3) A estratégia de usar o desarmamento da população para viabilizar ditaduras começa no Japão do século XV. As armas são introduzidas pelos portugueses, e com sua metalurgia avançada, logo os camponeses japoneses estavam armados. A saída da elite do Japão foi dizer que precisavam das armas para que pudesse ser feita uma estátua de Buda. Os camponeses acreditam, mas, logo após esse desarmamento, vem a proibição de terem armas novamente. A derrubada do Czarismo na Rússia segue a mesma lógica japonesa. Uma vez usados para a revolução bolchevista, os camponeses são desarmados logo depois. Hitler, na Alemanha, é o caso mais contundente. Ele sabia que precisava desarmar seus inimigos para centralizar seu Governo. Em Cuba, o desarmamento ocorreu assim que Fidel Castro tomou o poder;


4) No Brasil moderno, Fernando Henrique Cardos é quem inicia o desarmamento com intenção de conseguir uma cadeira no Conselho de Segurança da ONU. O Deputado Eduardo Jorge do PT propõe um projeto de lei extremamente restritivo, em que até policiais, que não estivessem de serviço, não poderiam portar armas de fogo. Em 1997, o porte de arma deixa de ser contravenção e vira crime. Durante os escândalos do Mensalão, em que houve repasses de verba vultuosos na véspera da aprovação do Estatuto do desarmamento, o Presidente Lula aprova o que, então, oficializa nossa derrocada de segurança no Brasil. Por quê? O documentário mostra que, a partir das legislações cada vez mais restritivas, só aumenta o índice de violência no Brasil, chegando aos seu pico nas vésperas da eleição de Bolsonaro, com quase 50.000 homicídios naquele ano.

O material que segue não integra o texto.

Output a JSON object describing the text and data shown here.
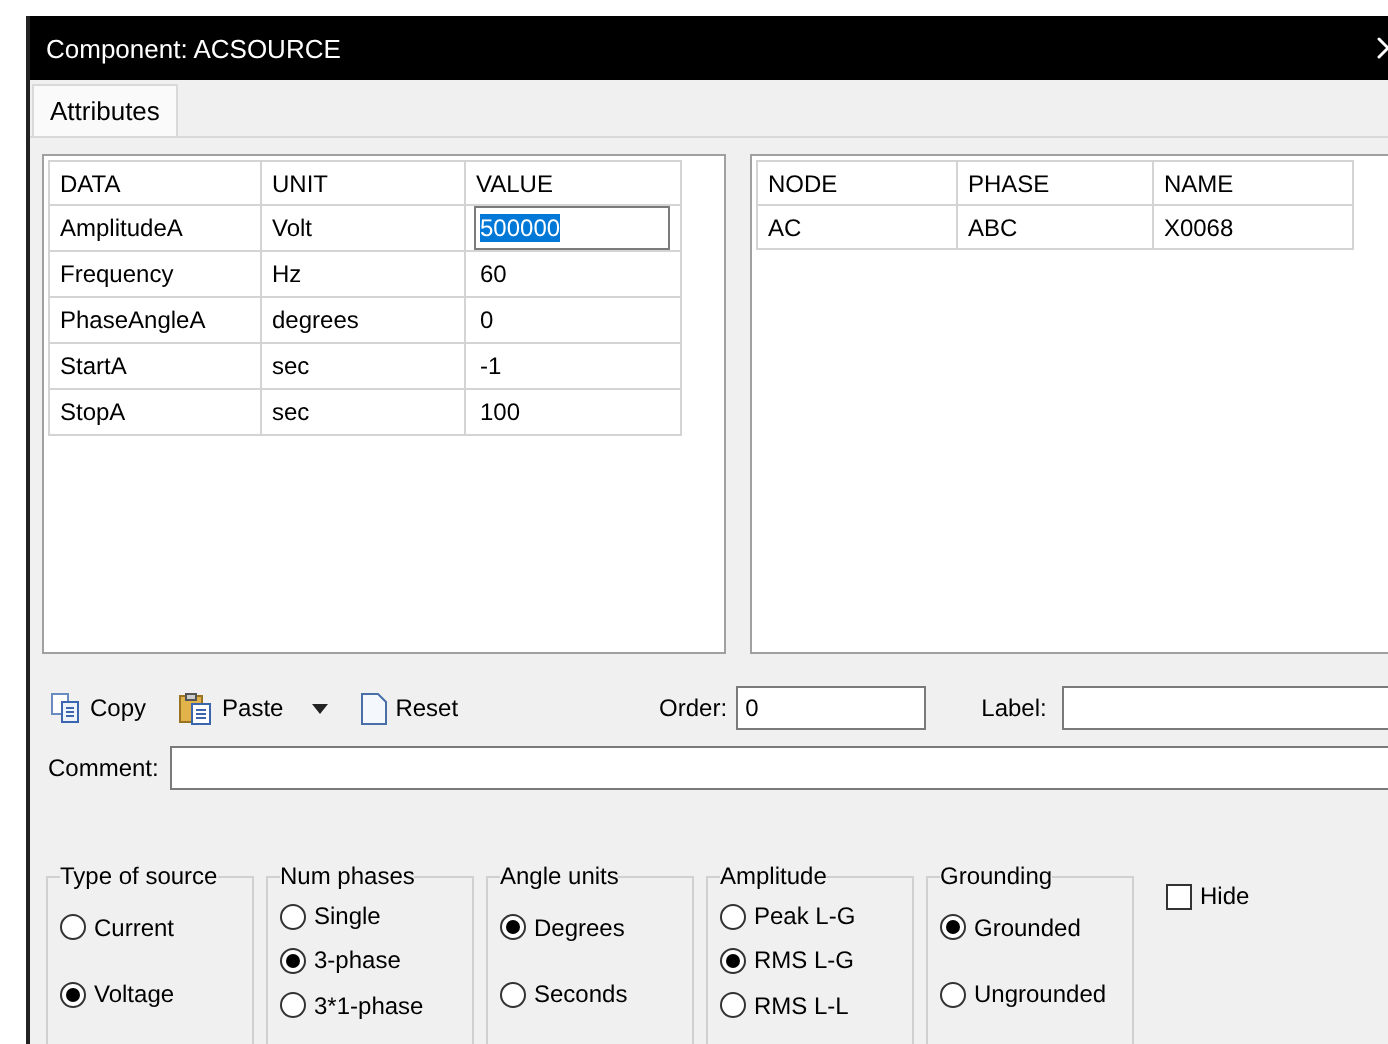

    É preciso abrir a discussão, uma vez que o Governo não dá conta da escalada da violência contra o cidadão de bem no Brasil. A violência já existe e as armas de fogo estão nas mãos dos bandidos.


    A pergunta final que fica é: eu tenho direito de tirar o direito de quem quer usar uma arma de fogo para sua legítima defesa? A resposta a essa pergunta já foi dada por 59 milhões de brasileiros em 2005 e o Estado não a respeitou.